La glycémie et le besoin d'insuline fluctuent-ils pendant la grossesse ? 

Au premier trimestre, les patientes DT1 connaissent une baisse physiologique de l’insulinorésistance ce qui réduit leurs besoins en insuline. Elles doivent en être prévenues car, ne s’en rendant pas compte, elles font souvent des hypoglycémies. Au deuxième et troisième trimestre, les besoins en insuline s'élèvent. Les posologies sont alors progressivement augmentées jusqu’à x2 ou x3 en fin de grossesse.
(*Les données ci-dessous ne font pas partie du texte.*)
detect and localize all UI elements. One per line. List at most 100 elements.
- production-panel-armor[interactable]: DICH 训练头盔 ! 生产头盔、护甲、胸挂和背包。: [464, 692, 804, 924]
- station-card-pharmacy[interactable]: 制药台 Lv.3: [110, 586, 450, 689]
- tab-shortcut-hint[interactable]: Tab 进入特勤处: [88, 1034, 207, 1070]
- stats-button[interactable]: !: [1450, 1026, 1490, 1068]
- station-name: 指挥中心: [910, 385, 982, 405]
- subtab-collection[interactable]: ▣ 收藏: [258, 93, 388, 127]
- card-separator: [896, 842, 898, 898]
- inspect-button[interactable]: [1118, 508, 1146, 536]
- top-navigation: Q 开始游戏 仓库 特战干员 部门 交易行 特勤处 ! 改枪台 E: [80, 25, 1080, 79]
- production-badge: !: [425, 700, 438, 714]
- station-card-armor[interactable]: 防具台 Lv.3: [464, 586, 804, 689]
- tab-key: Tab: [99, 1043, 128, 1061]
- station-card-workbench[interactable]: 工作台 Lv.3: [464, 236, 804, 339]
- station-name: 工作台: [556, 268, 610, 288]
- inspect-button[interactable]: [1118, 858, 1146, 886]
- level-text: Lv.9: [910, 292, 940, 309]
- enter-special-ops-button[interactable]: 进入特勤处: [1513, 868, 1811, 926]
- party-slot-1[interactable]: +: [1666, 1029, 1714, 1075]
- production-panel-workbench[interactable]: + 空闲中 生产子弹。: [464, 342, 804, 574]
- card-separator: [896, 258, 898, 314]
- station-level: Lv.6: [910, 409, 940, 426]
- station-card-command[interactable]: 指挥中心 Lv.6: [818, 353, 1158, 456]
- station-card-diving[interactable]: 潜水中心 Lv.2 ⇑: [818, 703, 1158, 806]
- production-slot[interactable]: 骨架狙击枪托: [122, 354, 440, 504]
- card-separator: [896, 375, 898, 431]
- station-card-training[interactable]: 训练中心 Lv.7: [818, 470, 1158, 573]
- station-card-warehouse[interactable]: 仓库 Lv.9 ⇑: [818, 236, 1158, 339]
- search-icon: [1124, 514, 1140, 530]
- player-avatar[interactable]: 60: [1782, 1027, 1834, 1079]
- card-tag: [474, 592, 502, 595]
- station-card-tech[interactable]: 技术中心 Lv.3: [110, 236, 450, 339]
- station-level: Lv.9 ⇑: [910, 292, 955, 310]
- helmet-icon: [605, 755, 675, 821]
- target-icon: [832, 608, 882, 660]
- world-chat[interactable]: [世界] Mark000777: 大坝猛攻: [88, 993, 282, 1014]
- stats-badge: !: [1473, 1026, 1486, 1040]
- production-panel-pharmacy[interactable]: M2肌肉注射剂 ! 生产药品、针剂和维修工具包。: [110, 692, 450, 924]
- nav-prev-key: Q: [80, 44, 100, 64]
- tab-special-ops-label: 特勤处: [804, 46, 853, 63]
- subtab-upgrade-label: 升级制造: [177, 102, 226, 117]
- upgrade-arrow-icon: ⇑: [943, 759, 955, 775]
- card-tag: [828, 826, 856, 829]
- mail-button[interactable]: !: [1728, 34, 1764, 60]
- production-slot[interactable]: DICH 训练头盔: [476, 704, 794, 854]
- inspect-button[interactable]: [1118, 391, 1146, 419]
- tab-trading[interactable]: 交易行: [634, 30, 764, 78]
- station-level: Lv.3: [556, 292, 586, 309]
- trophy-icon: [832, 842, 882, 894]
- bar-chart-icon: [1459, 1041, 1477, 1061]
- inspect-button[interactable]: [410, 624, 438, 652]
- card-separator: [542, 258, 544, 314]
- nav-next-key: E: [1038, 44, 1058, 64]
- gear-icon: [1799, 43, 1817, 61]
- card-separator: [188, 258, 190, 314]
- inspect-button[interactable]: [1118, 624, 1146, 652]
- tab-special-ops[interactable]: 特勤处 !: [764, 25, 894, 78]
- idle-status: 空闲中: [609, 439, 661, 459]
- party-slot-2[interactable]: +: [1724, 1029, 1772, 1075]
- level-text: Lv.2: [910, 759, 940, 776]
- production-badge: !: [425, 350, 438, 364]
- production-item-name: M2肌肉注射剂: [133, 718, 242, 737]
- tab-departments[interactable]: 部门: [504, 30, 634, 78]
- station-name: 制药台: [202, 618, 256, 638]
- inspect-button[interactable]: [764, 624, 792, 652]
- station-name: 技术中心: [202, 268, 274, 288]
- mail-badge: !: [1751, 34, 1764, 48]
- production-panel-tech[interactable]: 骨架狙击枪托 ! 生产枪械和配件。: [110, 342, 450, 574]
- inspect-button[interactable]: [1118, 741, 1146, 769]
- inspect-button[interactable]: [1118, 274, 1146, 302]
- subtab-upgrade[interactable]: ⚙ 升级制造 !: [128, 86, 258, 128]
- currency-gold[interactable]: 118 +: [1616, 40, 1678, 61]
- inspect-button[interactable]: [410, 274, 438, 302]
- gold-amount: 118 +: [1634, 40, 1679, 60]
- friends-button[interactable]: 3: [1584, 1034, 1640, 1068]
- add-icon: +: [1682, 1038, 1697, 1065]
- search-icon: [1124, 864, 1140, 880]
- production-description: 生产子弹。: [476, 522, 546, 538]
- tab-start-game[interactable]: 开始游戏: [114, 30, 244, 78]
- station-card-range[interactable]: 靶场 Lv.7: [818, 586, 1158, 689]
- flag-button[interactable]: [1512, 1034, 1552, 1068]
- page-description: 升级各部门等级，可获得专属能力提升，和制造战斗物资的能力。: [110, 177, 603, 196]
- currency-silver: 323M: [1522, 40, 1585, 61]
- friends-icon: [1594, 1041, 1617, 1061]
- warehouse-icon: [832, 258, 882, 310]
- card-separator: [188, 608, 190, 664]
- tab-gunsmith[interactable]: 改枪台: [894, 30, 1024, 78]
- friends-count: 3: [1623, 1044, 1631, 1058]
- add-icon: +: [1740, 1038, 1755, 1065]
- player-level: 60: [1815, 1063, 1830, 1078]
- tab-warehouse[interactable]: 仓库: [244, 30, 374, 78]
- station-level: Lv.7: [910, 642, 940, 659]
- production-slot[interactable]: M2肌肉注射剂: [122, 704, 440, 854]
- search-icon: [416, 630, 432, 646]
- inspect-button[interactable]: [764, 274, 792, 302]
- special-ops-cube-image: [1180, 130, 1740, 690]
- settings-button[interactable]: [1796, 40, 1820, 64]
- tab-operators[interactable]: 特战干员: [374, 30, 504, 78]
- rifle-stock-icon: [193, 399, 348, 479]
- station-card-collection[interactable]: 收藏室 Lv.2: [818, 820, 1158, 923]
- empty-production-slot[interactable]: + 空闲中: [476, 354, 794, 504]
Après l'accouchement, l’insulinorésistance baisse très vite et les patientes peuvent rapidement reprendre leur posologie habituelle. 

 

Après l’accouchement, le médecin généraliste a-il un rôle ? 

Il est très important en post-partum notamment chez les patientes DT2 dont les complications sont souvent favorisées. D’autre part, les enfants de mères diabétiques risquent également d'avoir un diabète (DT2 principalement) pouvant se déclarer assez précocement. L’éducation thérapeutique des mères permet de réduire la morbidité chez ces enfants. 

 

*Le Dr Parsy déclare n’avoir aucun lien d’intérêts.